Année B: samedi de l’octave de Pâques (litbp00s.18)
Marc 16, 9-15 : va trouver mes frères
C’est dans un contexte de mort que le Vivant se montre. Chaque manifestation de Jésus se fait dans un contexte de mort. Eux, apôtres, qui ont tout quitté pour suivre Jésus (cf. Mc 1, 16-20) n’en mènent pas large. Il ne leur reste pas grand-chose de leur émerveillement. Pas grand chose à leur audace de s’aventurer sur les routes. Pas grand-chose tant ils sont pétrifiés, incapables de se libérer de leur immense déception, de leur colère de s’être fait avoir par un prédicateur si envoutant. Pas grand-chose de l’annonce de Jésus les prévenants qu’il connaîtra la mort. Mais cela ne t’arrivera pas (Mt 16, 22) a répondu le fougueux Pierre qui s’engage même à dégainer son épée (cf. Lc 22, 49-51). L’enthousiasme qui ne leur fait pas craindre la prison et même jusqu’à risquer leur vie, maître à qui irons-nous (Cf. Lc 22, 33) est remplacé par des heures de désarroi et de trouble.
Les voilà, ensemble, pour verbaliser, se libérer de leur immense chagrin (Cf. Mc 8, 31-33). Et c’est là, dans un contexte de mort où personne n’a le cœur à rire tant ils passent un mauvais quart d’heure, que quelque chose les bouleverse. Ils éprouvent qu’une Présence les réchauffe. Qu’un souffle de vie, qu’une reprise de souffle les aiguillonne. Qu’une joie, qu’une grande paix les habite. Jésus n’apparaît pas pour prouver qu’il a vaincu la mort. Il se rend visible pour montrer qu’il est vivant. Pour les rendre vivant. Pour les sortir de leur torpeur. Va trouver mes frères.

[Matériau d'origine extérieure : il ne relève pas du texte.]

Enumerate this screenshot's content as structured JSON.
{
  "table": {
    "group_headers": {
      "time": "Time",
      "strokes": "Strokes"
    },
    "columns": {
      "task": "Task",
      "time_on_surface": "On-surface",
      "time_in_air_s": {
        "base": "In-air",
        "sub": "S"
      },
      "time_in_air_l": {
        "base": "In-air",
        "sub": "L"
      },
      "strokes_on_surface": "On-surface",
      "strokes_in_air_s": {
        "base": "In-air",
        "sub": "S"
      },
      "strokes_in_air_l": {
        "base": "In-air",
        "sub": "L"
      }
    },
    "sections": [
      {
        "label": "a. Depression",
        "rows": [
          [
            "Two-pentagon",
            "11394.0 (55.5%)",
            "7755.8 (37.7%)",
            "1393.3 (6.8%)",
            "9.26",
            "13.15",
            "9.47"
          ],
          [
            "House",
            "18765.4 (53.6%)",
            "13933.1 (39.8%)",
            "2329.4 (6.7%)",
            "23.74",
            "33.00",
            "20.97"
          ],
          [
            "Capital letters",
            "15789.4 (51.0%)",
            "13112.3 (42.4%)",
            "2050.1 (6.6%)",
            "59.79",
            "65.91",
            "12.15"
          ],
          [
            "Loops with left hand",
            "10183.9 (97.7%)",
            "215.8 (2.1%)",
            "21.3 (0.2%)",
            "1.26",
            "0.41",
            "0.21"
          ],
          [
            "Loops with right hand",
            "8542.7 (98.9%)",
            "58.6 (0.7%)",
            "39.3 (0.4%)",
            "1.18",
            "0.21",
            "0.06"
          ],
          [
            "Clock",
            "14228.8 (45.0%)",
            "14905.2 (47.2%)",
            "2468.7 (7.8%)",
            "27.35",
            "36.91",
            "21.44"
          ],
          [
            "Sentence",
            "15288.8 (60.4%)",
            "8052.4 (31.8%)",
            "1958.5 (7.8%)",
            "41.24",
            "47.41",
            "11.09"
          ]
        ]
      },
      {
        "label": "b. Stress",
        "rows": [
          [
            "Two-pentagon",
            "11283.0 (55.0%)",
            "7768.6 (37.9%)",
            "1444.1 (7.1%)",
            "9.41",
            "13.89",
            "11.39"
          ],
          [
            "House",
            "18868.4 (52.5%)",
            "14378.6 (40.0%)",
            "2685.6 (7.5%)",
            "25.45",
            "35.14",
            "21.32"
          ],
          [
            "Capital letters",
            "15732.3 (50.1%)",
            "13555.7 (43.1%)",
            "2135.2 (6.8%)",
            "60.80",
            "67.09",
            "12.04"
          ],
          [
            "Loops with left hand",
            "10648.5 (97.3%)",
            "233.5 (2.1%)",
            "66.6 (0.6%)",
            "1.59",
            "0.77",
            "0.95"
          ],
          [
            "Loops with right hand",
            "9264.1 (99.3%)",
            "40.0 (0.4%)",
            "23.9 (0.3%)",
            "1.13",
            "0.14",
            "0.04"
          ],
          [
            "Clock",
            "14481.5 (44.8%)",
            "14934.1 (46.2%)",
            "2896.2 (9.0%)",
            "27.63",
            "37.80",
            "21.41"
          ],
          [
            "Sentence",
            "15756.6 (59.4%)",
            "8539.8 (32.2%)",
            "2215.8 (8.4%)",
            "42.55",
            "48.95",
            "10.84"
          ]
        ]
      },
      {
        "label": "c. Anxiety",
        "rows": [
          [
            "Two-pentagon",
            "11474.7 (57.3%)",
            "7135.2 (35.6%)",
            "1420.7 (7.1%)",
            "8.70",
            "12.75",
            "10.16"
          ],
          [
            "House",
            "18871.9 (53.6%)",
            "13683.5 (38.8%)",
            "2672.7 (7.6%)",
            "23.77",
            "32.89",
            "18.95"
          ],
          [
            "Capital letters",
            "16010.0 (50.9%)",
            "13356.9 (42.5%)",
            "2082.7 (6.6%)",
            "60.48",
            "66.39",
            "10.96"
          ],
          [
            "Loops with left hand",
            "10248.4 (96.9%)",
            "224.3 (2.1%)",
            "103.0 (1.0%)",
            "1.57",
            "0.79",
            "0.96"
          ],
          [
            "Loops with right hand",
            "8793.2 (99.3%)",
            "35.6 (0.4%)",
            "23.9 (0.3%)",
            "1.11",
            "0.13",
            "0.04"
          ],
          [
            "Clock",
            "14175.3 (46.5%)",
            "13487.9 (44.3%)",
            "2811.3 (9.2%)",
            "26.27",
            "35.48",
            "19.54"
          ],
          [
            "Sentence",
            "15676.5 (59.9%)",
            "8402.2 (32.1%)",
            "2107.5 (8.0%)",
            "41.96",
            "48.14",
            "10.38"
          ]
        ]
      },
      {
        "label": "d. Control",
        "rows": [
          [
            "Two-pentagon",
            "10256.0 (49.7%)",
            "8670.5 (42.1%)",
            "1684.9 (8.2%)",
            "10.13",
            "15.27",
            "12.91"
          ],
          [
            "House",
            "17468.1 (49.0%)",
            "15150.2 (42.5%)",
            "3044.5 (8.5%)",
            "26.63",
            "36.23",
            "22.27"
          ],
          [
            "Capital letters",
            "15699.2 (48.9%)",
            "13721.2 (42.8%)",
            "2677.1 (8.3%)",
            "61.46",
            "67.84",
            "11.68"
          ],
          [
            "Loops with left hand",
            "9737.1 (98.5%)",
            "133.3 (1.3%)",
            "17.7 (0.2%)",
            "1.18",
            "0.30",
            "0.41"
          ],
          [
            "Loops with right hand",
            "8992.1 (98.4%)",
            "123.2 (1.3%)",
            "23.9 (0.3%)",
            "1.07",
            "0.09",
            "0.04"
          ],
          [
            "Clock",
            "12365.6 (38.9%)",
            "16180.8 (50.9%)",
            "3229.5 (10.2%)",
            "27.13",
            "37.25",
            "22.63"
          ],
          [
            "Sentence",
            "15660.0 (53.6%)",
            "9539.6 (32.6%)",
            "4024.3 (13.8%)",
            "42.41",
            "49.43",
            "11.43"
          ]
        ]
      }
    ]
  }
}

Il a fallu trois jours à Marie Madeleine pour s’écrier : Rabbouni, Maître. Il a fallu l’angoisse et la colère des disciples retournant chez eux pour reconnaître que ce voyageur qui fait route avec eux, c’est ce Jésus dont il raconte ce qui s’est passé. Il a fallu l’absence de Thomas à une réunion des apôtres pour déclarer Mon Seigneur et mon Dieu. Ça prend du temps pour culbuter dans la joie après avoir vécu des heures de désarroi insupportable.
Vous le savez, même ici dans cette terre abbatiale, ça prend du temps pour être des femmes de Pâques, des femmes de lumière. La foi de Pâques consiste en ce que le cœur illumine nos yeux jusqu’à voir que Dieu est toujours en train d’accompagner la vie, surtout quand elle est crucifiée. Pâques ne se comprend que dans une manière de vivre, celle de demeurer dans la joie au milieu d’un monde débordant de haine.
Notre Église connaît présentement tous les symptômes que vivaient les apôtres. Enthousiasme moindre, lenteur à se détacher d’un langage d’un autre monde, perte de la joie tant les malheurs l’écrasent. Nous vivons un temps favorable pour sortir de nos tombeaux de la routine, pour plus que dépoussiérer nos manières de faire, mais pour rénover entièrement nos modes d’annoncer Jésus. Notre Église est en état de rencontrer le Vivant. De retrouver sa joie des premières années.
Pâques n’est pas arrivée une fois, il y a deux mille ans. Pâques éclate dans les cœurs chaque fois que la vie renaît, et la vie est une renaissance quotidienne. L’apercevons-nous ? Renaissons-nous chaque jour ? Comment ?
La foi pascale n’a rien à voir avec des éléments physiques. La foi de Pâques nous donne des yeux capable de voir que la Vivant est toujours là entrain d’accompagner la vie, surtout quand elle est crucifiée, maltraitée comme présentement.
Soyons réaliste. Si nous regardons dehors par la fenêtre rien n’est changé. Mais nos yeux ne voient pas toujours ce troisième jour. L’essentiel est invisible dit-on. Nos yeux percent ce visible désolant, déprimant quand nos coeurs s’illuminent par une rencontre vraie avec le Vivant.
Le miracle aujourd’hui, c’est de nous donner de bien voir, d’ouvrir la fenêtre de nos cœurs pour nous exclamer : Maître, c’est toi. Quelle est belle cette épiphanie pascale que nous rassemble. AMEN.